The driller initially suspected that the problem was related to the stabilizer below the MWD tool, but the constant, low downhole torque discounted this explanation. With problems below the MWD tool ruled out and excessive drillstring friction very unlikely, the top drive itself was inspected and found to have developed a cooling system problem.
TFA FACTOR
In one case, a sidetrack was drilled beside the original hole at a similar inclination, and it used the same BHA design, bit type, rotary speed, flow rate, and mud conditions. A medium-formation, heavy-set parabolic PDC bit of the same model was used for both sections. The formation consisted predominantly of claystone with anhydrite stringers. The only variation between the sections was the use of larger bit nozzles for the sidetrack to provide a total flow area (TFA) of 1.45 sq in. compared to 0.97 sq in. for the original hole.
A comparison of the two logs showed that for the same downhole WOB and rotary speed, the bit with the smaller TFA gave a 40% higher average ROP. The possibility of poor drilling dynamics causing the problem was ruled out by MWD drilling dynamics logs that showed excellent energy transfer to the bit.
The client had believed that the larger TFA would not adversely influence bit performance. Clearly, bit hydraulic horsepower played a larger part in the drilling efficiency of this bit type than was previously realized. As a result, a lower TFA was used with subsequent bits of this type, and the drilling time was reduced for this hole section.
This demonstrated how drilling dynamics measurements can be used to improve drilling efficiency through optimum matching of drilling tools to the hole conditions and formation types.
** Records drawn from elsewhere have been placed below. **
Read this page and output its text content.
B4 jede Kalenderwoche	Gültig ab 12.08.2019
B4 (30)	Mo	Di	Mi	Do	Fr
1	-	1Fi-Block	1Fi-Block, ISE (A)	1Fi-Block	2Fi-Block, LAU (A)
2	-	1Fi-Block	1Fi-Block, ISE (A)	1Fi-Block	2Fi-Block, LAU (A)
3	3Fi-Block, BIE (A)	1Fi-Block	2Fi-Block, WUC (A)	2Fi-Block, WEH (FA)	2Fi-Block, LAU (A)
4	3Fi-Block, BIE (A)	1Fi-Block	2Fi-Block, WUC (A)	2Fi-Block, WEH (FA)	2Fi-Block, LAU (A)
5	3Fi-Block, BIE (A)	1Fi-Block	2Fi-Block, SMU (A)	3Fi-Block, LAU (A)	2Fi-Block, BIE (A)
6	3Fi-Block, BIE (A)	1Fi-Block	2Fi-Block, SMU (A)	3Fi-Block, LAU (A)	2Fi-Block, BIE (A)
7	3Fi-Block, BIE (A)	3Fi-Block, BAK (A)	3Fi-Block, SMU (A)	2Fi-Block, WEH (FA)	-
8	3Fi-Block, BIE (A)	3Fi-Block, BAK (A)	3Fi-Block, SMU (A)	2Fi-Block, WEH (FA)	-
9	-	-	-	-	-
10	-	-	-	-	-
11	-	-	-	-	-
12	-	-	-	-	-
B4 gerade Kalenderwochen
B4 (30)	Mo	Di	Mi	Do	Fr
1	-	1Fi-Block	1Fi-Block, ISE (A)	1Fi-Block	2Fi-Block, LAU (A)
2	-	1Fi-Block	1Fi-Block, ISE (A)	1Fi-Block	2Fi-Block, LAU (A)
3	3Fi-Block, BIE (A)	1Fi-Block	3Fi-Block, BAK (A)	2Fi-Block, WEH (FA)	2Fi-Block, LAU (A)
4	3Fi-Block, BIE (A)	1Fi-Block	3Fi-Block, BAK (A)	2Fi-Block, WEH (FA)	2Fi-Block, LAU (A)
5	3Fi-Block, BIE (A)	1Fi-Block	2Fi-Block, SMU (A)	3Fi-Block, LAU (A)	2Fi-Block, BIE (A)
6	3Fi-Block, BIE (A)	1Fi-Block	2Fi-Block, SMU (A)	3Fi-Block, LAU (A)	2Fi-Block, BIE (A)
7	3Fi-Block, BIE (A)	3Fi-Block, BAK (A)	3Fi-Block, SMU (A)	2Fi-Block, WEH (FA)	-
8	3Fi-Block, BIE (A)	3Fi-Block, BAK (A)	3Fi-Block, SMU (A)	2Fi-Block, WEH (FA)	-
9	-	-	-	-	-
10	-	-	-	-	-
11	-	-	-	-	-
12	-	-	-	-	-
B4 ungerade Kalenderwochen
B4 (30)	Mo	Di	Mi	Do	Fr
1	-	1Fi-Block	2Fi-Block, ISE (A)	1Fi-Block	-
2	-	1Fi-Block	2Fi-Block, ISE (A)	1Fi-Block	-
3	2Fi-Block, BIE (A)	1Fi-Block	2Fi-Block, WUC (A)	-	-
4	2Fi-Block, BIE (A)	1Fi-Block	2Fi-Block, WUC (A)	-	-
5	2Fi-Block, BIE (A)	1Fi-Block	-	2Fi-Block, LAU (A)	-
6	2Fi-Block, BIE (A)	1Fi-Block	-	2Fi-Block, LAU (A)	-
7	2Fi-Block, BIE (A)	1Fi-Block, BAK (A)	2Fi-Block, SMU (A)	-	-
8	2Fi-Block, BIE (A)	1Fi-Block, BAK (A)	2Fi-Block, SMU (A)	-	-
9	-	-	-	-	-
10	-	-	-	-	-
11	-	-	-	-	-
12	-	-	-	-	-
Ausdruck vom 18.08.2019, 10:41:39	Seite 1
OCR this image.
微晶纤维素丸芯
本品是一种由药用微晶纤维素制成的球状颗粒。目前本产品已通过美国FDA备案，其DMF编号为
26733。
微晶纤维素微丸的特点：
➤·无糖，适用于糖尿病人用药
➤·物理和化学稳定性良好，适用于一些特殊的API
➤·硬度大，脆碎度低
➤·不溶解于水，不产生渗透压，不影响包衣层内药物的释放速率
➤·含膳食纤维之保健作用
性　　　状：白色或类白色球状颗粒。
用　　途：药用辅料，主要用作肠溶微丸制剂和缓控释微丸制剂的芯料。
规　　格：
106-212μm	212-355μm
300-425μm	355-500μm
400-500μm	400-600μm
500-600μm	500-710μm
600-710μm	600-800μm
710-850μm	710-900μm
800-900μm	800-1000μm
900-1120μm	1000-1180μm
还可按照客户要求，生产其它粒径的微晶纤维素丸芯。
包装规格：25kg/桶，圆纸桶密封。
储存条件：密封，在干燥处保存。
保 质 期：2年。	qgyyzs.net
The various examples cited demonstrate some of the applications of downhole drilling measurements. Drilling time is optimized each time remedial action is taken more promptly as a result of a better understanding of downhole conditions. The cost benefits of increased longevity of drilling components and the reduced probability of serious drilling problems demonstrate a significant application for the DDG tool in horizontal or high-angle wells.